More than halfway through I'd like to say the awkward has passed, but it hasn't. Although my grades are good, my attendance is terrible. This semester I've been to the bottle shop around the corner more than I've been in to university. I've never been to a single function. I've accumulated more large, regrettable tattoos, and quite a few more bad sparkly jumpers. I've made a couple of wonderful friends, but by and large I'm a law-school outer – rarely there, rarely engaged, and regrettably out of touch.

I love studying law, and I hate it. I've wished a few times to begin from the beginning, get involved in the social side of things, maybe even participate in the LSS/law camp/a ball or two. I haven't because it seems at odds with myself. This makes me worry that when it comes to job hunt, I'll be a woeful lawyer, or worse, unemployable.

I do a lot outside of university – I volunteer, write for magazines, work in a café and terrorise my boyfriend/cat. But I am secretly writing a teen fantasy novel (here's another awkward bit: I took a year off before postgrad to write my first novel, which was universally regarded as dreadful) and in my lowest law moments I hope that before degree's end a publisher will pick it up, hand me a six-figure cheque to write more, and I can eschew this law thing.

My feelings toward people who are immersed in the law-school world used to seesaw between envy and resentment. I've since realised they're just different people who are better suited to that environment. They will go on to do remarkable things with their careers, and they deserve it. Now I admire the commitment of my law-loving peers.

I feel there is hope for me, and law students like me. We're employable in a different way – maybe not in the law, but somewhere where our combination of skills (and hopefully, ability to get decent marks despite rarely attending lectures) and experience will make us valuable. I have no idea where I'll end up, but it probably won’t be in the law. That doesn't mean my degree won't be worth it – I have learned an enormous amount, and a lot more about myself.

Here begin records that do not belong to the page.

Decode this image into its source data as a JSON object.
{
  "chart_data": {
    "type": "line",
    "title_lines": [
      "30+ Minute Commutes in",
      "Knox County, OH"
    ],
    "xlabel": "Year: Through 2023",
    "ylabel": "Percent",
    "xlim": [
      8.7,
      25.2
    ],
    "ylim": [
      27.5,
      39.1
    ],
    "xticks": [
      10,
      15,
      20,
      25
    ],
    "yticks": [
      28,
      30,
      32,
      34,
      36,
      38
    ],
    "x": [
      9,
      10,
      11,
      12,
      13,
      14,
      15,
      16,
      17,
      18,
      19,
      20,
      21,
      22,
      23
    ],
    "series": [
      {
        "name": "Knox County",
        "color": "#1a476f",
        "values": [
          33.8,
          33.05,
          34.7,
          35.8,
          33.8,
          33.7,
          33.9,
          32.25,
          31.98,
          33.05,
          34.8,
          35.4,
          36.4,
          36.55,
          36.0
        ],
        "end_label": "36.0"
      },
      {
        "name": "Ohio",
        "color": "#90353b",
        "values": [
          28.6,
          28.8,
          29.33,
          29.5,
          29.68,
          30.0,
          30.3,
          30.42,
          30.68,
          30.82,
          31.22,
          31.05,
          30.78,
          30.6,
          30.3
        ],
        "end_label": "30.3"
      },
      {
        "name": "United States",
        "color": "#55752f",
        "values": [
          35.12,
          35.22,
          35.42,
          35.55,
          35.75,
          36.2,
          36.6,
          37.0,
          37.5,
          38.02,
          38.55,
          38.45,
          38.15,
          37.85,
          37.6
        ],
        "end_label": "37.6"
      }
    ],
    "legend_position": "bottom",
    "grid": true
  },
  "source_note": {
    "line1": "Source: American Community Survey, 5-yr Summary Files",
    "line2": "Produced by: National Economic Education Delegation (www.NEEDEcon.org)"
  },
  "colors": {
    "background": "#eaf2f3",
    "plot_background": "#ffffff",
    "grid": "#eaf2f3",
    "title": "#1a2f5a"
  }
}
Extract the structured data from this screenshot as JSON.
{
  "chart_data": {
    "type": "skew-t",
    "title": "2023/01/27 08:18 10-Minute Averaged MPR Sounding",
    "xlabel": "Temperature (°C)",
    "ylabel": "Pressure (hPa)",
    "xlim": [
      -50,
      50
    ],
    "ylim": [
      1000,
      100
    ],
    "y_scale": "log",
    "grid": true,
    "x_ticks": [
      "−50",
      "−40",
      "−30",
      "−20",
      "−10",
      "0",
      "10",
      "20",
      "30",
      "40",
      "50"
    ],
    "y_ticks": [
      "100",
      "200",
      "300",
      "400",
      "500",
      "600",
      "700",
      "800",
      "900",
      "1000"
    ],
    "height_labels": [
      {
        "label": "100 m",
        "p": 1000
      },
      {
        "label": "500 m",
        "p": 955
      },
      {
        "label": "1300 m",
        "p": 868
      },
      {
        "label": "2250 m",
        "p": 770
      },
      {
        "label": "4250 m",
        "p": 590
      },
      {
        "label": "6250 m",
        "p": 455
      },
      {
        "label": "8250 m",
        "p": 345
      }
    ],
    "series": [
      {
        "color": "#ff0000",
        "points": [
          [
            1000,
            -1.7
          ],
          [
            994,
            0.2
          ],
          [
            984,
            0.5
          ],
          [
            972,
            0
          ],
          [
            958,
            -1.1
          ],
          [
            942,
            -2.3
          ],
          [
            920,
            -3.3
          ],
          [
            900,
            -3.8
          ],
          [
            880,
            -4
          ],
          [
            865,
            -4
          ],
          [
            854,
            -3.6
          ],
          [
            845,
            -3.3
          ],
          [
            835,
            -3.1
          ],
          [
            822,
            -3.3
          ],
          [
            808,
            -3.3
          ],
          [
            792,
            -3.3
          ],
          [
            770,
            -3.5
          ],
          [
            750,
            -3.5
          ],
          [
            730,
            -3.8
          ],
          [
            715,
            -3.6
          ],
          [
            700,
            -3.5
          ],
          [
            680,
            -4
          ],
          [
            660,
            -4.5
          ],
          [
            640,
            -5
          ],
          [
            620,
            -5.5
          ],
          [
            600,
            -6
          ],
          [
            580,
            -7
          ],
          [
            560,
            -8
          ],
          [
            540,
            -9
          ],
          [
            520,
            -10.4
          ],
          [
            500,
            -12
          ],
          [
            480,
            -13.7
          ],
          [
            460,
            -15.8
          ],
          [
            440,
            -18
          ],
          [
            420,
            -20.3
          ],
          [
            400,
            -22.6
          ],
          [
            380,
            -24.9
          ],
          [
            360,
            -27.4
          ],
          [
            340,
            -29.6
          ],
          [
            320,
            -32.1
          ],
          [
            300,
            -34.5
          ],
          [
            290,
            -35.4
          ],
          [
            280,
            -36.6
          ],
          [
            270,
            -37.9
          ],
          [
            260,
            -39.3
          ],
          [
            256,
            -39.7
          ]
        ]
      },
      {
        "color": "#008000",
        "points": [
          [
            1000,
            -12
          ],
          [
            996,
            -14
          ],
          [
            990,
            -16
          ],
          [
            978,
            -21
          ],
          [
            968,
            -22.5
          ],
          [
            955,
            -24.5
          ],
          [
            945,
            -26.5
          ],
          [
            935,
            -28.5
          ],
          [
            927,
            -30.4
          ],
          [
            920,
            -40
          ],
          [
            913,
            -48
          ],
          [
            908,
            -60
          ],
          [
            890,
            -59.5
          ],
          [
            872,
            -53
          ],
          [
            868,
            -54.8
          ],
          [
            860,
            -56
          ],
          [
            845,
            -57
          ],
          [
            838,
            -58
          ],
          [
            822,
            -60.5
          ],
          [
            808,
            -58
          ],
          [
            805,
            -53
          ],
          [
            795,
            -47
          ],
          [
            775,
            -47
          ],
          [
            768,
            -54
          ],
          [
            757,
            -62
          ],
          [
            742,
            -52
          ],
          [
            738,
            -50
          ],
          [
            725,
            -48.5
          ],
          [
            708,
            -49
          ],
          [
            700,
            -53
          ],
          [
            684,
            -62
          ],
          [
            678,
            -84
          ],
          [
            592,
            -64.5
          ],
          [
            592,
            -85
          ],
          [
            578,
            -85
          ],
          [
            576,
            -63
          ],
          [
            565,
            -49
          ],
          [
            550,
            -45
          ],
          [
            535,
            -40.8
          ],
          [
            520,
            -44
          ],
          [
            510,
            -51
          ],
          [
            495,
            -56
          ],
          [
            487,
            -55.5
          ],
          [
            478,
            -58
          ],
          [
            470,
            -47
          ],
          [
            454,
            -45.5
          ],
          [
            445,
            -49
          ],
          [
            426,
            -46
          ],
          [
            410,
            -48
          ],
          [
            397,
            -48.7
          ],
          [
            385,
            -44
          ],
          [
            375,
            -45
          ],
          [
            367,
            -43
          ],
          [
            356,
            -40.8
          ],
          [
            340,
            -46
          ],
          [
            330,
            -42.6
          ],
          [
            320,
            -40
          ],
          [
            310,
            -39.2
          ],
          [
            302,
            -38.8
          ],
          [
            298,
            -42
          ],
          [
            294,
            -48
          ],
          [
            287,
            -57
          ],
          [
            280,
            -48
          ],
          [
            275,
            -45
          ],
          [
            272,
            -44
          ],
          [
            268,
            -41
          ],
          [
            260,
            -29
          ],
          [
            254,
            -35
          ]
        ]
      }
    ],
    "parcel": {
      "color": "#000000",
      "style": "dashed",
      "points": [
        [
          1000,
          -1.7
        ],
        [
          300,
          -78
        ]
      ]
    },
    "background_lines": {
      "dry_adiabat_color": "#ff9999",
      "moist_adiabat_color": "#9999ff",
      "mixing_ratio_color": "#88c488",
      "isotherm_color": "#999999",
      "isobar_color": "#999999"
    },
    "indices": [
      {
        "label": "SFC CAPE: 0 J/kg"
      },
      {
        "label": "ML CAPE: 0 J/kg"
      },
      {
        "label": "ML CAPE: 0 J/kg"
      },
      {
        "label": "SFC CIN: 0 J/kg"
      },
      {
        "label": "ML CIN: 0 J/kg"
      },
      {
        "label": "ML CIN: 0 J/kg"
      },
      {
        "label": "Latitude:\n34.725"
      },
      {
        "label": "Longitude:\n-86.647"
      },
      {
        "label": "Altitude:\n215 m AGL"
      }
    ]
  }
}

Last year I spoke to a lawyer who was horrified by the tennis ball-sized lotus flowers stamped to each of my wrists. She asked if laser surgery was an option, and when I told her it was way out of my financial means, she said I'd need to invest in some long sleeved shirts and hope no one ever saw them. At the time I was distraught, but now I want to work somewhere where they're not regrettable but demonstrative of all the different, silly, wonderful experiences I've had.

Law school is awkward for some of us, but that doesn't mean we can't come out the other end: well educated, employable, badly tattooed and happy with our decisions. It's taken a while, but at 25 I'm finally happy with mine.